$y^2+5xy+6x^2-9x-4y=0$ where $x$ and $y$ are integers

Question

Need some help solving this for integers $x$ and $y$: $$ y^2+5xy+6x^2-9x-4y=0 $$ I managed to make something like this: $$ (y+3x-4)(y+2x)=x\\ (y+3x)(y+2x-3)=y $$ Find integers for $x$ and $y$ that satisfy the equations above.

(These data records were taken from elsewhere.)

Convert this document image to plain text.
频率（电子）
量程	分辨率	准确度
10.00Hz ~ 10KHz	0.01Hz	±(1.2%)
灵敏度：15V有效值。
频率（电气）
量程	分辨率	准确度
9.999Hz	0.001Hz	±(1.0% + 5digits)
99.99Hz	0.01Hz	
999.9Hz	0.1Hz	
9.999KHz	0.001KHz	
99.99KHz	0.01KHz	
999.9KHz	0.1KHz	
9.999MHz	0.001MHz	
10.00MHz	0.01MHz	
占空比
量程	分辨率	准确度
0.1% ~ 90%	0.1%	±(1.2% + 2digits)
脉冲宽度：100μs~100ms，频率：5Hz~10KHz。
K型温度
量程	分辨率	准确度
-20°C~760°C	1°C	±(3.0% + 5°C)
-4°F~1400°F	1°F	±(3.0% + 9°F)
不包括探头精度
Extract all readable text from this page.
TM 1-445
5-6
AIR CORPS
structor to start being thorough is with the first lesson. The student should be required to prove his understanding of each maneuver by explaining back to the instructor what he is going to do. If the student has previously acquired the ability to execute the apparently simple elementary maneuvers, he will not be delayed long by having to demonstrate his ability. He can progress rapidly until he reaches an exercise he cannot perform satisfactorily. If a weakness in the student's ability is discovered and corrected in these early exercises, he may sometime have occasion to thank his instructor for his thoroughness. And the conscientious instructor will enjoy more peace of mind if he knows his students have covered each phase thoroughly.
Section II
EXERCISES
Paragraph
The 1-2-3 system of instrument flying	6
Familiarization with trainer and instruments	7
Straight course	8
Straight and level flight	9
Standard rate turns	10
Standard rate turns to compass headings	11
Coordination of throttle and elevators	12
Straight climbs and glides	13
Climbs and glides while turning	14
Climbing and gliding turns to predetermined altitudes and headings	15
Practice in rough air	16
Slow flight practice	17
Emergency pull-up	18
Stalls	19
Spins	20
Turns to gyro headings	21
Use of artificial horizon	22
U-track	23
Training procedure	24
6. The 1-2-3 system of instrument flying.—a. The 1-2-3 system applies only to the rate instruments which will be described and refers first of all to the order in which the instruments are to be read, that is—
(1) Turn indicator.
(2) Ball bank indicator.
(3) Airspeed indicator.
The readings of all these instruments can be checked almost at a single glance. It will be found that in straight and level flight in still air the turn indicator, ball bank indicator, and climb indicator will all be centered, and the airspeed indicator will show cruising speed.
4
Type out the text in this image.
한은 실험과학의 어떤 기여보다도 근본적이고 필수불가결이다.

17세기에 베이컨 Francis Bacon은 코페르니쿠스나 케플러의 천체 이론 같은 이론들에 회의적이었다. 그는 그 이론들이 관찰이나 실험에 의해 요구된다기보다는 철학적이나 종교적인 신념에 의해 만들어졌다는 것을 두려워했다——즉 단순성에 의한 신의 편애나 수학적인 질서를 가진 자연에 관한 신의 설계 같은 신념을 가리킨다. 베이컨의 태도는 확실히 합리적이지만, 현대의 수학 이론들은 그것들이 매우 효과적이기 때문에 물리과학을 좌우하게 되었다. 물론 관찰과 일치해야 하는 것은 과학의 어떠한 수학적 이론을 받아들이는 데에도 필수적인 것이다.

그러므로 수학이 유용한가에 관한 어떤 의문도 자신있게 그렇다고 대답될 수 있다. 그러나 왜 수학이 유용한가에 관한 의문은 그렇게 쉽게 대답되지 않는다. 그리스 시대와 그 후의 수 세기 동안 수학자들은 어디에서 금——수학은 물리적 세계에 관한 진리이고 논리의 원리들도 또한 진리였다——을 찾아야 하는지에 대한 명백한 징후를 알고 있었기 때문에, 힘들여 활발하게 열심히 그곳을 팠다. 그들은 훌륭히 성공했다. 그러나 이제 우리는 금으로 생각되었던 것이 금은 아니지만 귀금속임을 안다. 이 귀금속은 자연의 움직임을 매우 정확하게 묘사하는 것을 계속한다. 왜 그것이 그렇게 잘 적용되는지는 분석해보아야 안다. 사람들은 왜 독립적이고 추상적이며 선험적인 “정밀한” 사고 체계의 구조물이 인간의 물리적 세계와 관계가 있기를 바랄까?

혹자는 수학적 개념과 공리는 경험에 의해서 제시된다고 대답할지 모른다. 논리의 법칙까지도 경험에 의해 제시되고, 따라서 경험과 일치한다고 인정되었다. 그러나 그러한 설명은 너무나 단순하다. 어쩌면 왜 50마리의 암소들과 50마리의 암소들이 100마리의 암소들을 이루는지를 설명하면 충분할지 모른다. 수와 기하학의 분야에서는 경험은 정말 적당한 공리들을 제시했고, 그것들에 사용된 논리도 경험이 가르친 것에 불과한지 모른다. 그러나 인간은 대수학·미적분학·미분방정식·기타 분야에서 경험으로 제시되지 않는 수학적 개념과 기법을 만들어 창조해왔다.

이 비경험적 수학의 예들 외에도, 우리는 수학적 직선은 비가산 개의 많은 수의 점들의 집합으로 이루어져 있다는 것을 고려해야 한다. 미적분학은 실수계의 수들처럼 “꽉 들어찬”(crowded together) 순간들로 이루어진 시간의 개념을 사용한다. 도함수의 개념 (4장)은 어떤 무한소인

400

But, what do I do next, or is this a bad approach?

Answer 1

The equation defines a conic section, and as a first step you could put it into a more standard form. Let $u,v$ be variables to replace $x,y$, where $x=u+a$ and $y=v+b$. Here, $a,b$ are fixed (but not yet known) integers. This turns the equation into:

$$(v+b)^2+5(u+a)(v+b)+6(u+a)^2-9(u+a)-4(v+b)=0$$ $$v^2+5uv+6u^2+(2b+5a-4)v+(5b+12a-9)u+(b^2+5ab+6a^2-9a-4b)=0$$

We would like to choose $a,b$ so that the $v$ and $u$ terms vanish. A little linear algebra gives that this happens when $a=2$ and $b=-3$. So you have:

$$v^2+5uv+6u^2-3=0$$ $$v^2+5uv+6u^2=3$$

Now, much easier to factor: $$(v+2u)(v+3u)=3$$

And you could use the various integer factorizations of $3$ to solve for possible pairs $(u,v)$, and then convert back to pairs $(x,y)$.

Answer 2

$$ (y+3x -3)(y+2x - 1)= y^2 + 5 yx + 6 x^2 -9x-4y +3 $$ $$ (y+3x -3)(y+2x - 1)= 3 $$

Answer 3

Hint:  written as a quadratic in $\,y\,$, the discriminant of $\;y^2+(5x-4)y+3x(2x-3)\,$ must be a perfect square: $\;\Delta_y=(5x-4)^2-12x(2x-3)=x^2 - 4 x + 16=(x-2)^2+12\,$.

Answer 4

We have $$(y+3x)(y+2x)-(9x+4y)=0$$

so if we put $a=y+3x$ and $b=y+2x$ we get $$ab-a-3b=0\implies b={a\over a-3}$$

so $a-3\mid a$ and thus $a-3\mid 3$ so $a-3\in\{-3,-1,1,3\}$ so $a\in\{0,2,4,6\}$ and corresponding $b\in\{0,-2,4,2 \}$ Now for each pair $(a,b)$ solve for $x$ and $y$...